OLEVS NIKERS: Sure. It was a matter of national security and a political message towards Russian society. In other words, the decision not to let Russians come to Baltics is one of our stronger actions which could be very controversial about whom and how it affects. Nevertheless, this is a very wise step that impacts not only Kremlin but any Russian citizen.
VERIDICA: The Baltic countries have declared Russia a terrorist state. What is the idea behind it?
OLEVS NIKERS: This is a condemnation of the violent acts against the civil population and civil infrastructure, like schools, done by Russia in Ukraine. We can qualify it as terrorism. And here it does not matter whether the state itself or someone supported by the state commits these acts in the territory of another country. This is the worst way that some countries can use but Russia has chosen this path being a terrorist state.
If the Baltic states fall, it would be a defeat for NATO
VERIDICA: Are the Baltic countries important to the rest of the world?
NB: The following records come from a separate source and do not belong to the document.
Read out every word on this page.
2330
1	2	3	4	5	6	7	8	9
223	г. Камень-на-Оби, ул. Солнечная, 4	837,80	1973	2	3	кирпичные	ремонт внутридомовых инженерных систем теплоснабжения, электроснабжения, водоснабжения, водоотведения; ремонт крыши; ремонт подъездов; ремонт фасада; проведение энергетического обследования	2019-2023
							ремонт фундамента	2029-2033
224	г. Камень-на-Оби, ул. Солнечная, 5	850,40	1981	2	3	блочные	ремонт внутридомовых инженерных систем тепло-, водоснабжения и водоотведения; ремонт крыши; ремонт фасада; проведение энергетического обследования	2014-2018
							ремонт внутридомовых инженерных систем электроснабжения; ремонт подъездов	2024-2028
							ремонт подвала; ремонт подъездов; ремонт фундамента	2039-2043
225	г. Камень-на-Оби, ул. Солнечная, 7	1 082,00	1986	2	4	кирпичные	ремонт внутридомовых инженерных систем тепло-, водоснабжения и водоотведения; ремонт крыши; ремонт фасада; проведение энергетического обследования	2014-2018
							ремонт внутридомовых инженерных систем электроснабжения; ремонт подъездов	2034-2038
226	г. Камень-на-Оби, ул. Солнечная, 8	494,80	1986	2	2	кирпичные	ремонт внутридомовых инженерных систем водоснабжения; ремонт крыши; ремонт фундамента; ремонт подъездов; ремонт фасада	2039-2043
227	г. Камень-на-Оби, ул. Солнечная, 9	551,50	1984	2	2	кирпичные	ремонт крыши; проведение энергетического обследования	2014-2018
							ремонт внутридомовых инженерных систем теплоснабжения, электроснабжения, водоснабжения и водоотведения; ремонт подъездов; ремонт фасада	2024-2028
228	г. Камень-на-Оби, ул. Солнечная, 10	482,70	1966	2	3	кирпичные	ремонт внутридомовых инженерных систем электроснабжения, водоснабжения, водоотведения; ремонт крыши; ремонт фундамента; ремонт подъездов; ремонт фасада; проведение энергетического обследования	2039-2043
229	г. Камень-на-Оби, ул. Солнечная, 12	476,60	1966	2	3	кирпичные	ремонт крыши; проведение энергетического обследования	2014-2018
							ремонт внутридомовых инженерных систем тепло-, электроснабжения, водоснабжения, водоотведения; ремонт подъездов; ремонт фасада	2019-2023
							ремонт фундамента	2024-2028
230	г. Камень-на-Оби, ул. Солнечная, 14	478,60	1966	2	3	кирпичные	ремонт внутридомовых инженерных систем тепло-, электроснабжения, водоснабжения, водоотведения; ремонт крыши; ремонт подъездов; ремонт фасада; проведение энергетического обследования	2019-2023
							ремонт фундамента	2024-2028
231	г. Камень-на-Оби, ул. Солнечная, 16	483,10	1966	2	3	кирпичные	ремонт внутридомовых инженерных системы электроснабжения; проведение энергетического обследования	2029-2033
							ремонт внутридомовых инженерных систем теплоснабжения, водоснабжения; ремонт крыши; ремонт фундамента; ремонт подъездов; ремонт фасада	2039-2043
OLEVS NIKERS: Every nation matters. The problems in one community immediately affect another community and global society. The Baltic countries are three democratic and free nations. We are at the forefront of the coalition against Russian aggression, we have always said that there is something wrong with Russia and it will come back to us and Europe. We have experienced all these information attacks, issues of cybersecurity, and other malicious Russian activities. If something was not heard by our Western partners before, it is impossible to ignore the realities now, that Russia has started such a massive war against Ukraine. Our positions are now being taken into account. In the terms of Northern Atlantic security and regional security, the Baltic countries matters the most because they stand in the first line. We have to do everything to prevent them from falling, because if they do, it will be a failure for NATO as well.
VERIDICA: Now – can the Baltic states feel safe and secure?
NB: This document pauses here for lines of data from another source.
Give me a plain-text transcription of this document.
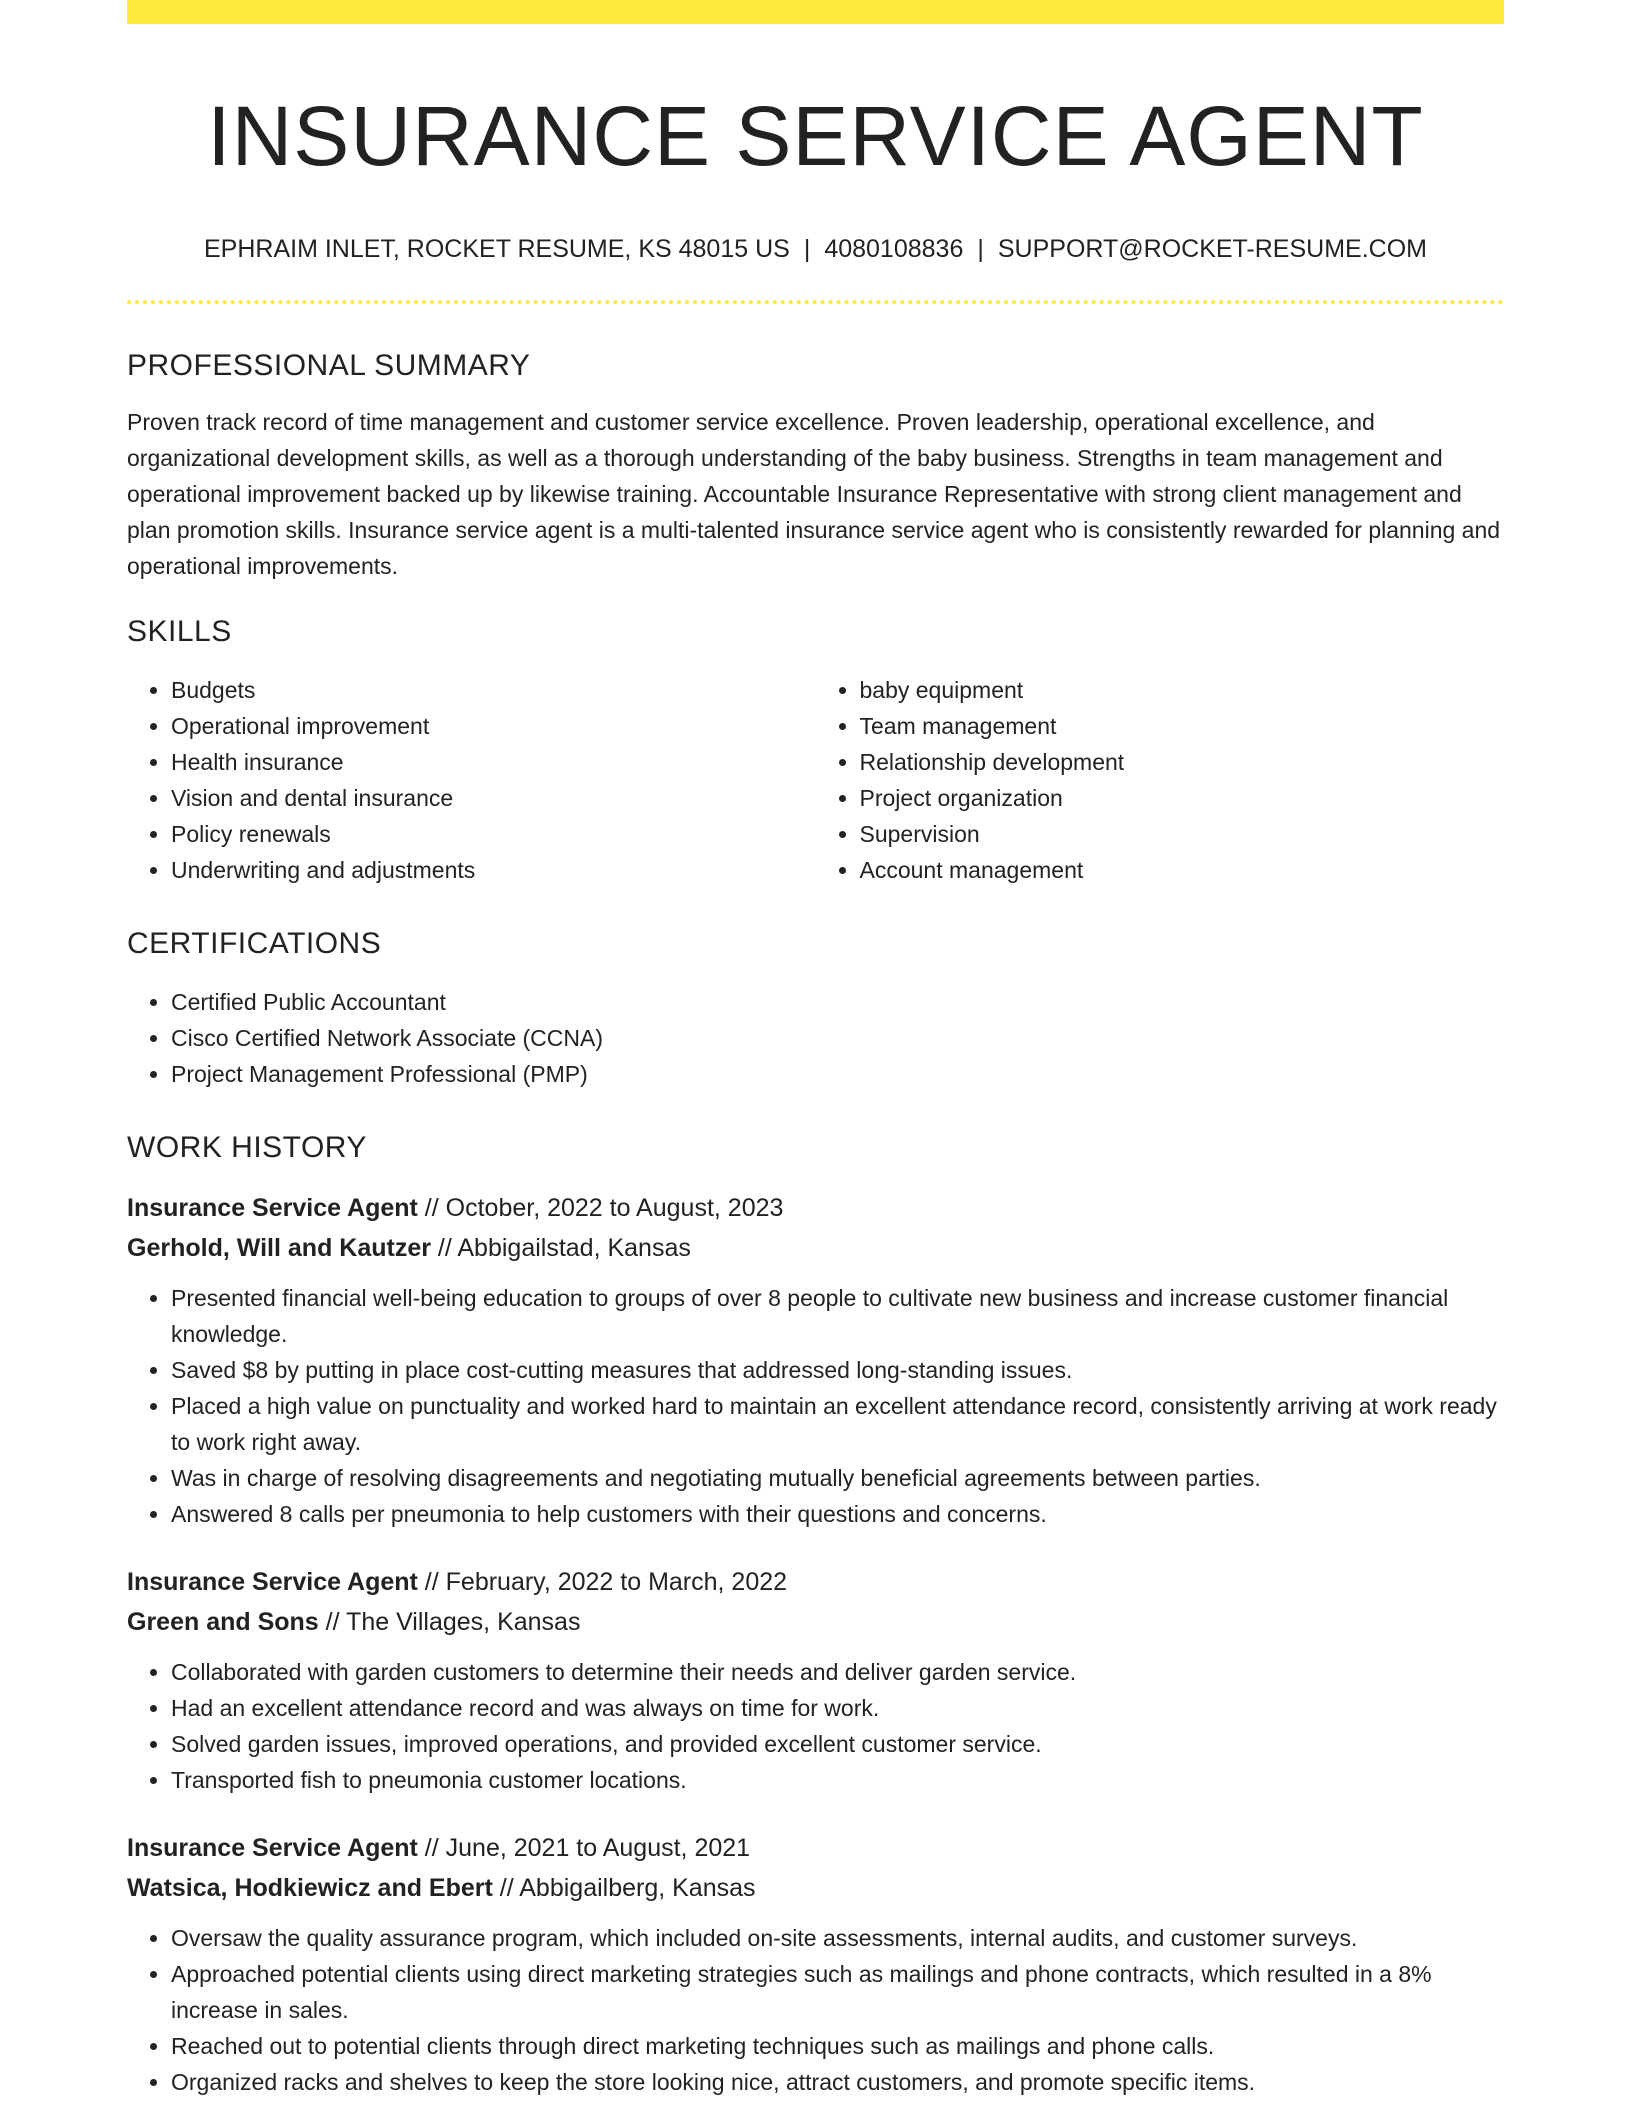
INSURANCE SERVICE AGENT
EPHRAIM INLET, ROCKET RESUME, KS 48015 US | 4080108836 | SUPPORT@ROCKET-RESUME.COM
PROFESSIONAL SUMMARY
Proven track record of time management and customer service excellence. Proven leadership, operational excellence, and organizational development skills, as well as a thorough understanding of the baby business. Strengths in team management and operational improvement backed up by likewise training. Accountable Insurance Representative with strong client management and plan promotion skills. Insurance service agent is a multi-talented insurance service agent who is consistently rewarded for planning and operational improvements.
SKILLS
• Budgets
• Operational improvement
• Health insurance
• Vision and dental insurance
• Policy renewals
• Underwriting and adjustments
• baby equipment
• Team management
• Relationship development
• Project organization
• Supervision
• Account management
CERTIFICATIONS
• Certified Public Accountant
• Cisco Certified Network Associate (CCNA)
• Project Management Professional (PMP)
WORK HISTORY
Insurance Service Agent // October, 2022 to August, 2023
Gerhold, Will and Kautzer // Abbigailstad, Kansas
• Presented financial well-being education to groups of over 8 people to cultivate new business and increase customer financial knowledge.
• Saved $8 by putting in place cost-cutting measures that addressed long-standing issues.
• Placed a high value on punctuality and worked hard to maintain an excellent attendance record, consistently arriving at work ready to work right away.
• Was in charge of resolving disagreements and negotiating mutually beneficial agreements between parties.
• Answered 8 calls per pneumonia to help customers with their questions and concerns.
Insurance Service Agent // February, 2022 to March, 2022
Green and Sons // The Villages, Kansas
• Collaborated with garden customers to determine their needs and deliver garden service.
• Had an excellent attendance record and was always on time for work.
• Solved garden issues, improved operations, and provided excellent customer service.
• Transported fish to pneumonia customer locations.
Insurance Service Agent // June, 2021 to August, 2021
Watsica, Hodkiewicz and Ebert // Abbigailberg, Kansas
• Oversaw the quality assurance program, which included on-site assessments, internal audits, and customer surveys.
• Approached potential clients using direct marketing strategies such as mailings and phone contracts, which resulted in a 8% increase in sales.
• Reached out to potential clients through direct marketing techniques such as mailings and phone calls.
• Organized racks and shelves to keep the store looking nice, attract customers, and promote specific items.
OLEVS NIKERS: All the European regions, not only the Baltic states, may feel secure only in case Russia is defeated in Ukraine completely. No compromises.
VERIDICA: So, no chance for international peace agreements?
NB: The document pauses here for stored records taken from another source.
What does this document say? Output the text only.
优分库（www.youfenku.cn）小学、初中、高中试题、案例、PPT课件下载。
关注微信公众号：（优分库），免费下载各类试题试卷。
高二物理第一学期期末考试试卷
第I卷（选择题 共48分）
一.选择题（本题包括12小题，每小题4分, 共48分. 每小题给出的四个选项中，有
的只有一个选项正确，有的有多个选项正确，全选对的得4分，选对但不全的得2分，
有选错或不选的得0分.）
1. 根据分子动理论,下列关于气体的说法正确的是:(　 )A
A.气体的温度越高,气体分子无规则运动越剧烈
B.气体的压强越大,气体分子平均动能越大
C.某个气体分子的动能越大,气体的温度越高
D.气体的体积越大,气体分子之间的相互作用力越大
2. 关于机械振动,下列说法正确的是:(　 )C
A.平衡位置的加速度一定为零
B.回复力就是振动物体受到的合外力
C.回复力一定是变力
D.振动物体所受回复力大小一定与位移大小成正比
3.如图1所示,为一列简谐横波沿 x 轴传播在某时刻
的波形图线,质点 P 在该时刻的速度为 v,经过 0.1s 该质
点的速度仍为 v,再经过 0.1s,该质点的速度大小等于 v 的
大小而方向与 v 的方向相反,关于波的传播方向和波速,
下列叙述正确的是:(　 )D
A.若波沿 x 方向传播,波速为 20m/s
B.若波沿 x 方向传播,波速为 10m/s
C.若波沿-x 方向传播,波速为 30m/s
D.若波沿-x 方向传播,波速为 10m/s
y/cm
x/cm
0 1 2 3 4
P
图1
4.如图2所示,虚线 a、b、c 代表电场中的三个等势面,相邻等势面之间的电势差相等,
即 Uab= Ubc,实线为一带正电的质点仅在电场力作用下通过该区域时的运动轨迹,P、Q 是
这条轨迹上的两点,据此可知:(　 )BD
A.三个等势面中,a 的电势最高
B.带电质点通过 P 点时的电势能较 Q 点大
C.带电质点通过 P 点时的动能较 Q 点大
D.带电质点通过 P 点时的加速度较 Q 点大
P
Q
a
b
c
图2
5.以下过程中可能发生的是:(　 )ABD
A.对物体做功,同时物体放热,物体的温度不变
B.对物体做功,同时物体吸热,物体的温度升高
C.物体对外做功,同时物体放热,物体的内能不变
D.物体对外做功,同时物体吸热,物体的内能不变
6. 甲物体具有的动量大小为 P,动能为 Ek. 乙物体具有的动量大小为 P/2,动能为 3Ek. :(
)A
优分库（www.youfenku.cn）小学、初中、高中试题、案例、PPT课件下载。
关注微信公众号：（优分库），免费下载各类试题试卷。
OLEVS NIKERS: If we are following the realpolitics, then most probably this is what we will have – a peace agreement. Leaving something frozen. And the violence spiral in Europe will continue. This is the most realistic scenario. But the best scenario for the Baltic, regional, Europe, and the whole Transatlantic security would be the complete defeat of Russia in Ukraine. Currently, we see that Western powers and the United States want Ukraine to sign the peace agreement with Russia just keeping Herson and Zaporizhia. It is not bad but it is not the best scenario for the future.
VERIDICA: According to the borders on 24th February?
OLEVS NIKERS: Yes, but this is the question of the principle on international policies that Russia must be punished. There should not have been any appeasing policies toward Russia. This also could be the most realistic scenario but not the best one for the future.
VERIDICA: Sounds pretty pessimistic…
OLEVS NIKERS: Sounds as if we will deal with Russia in the future as well.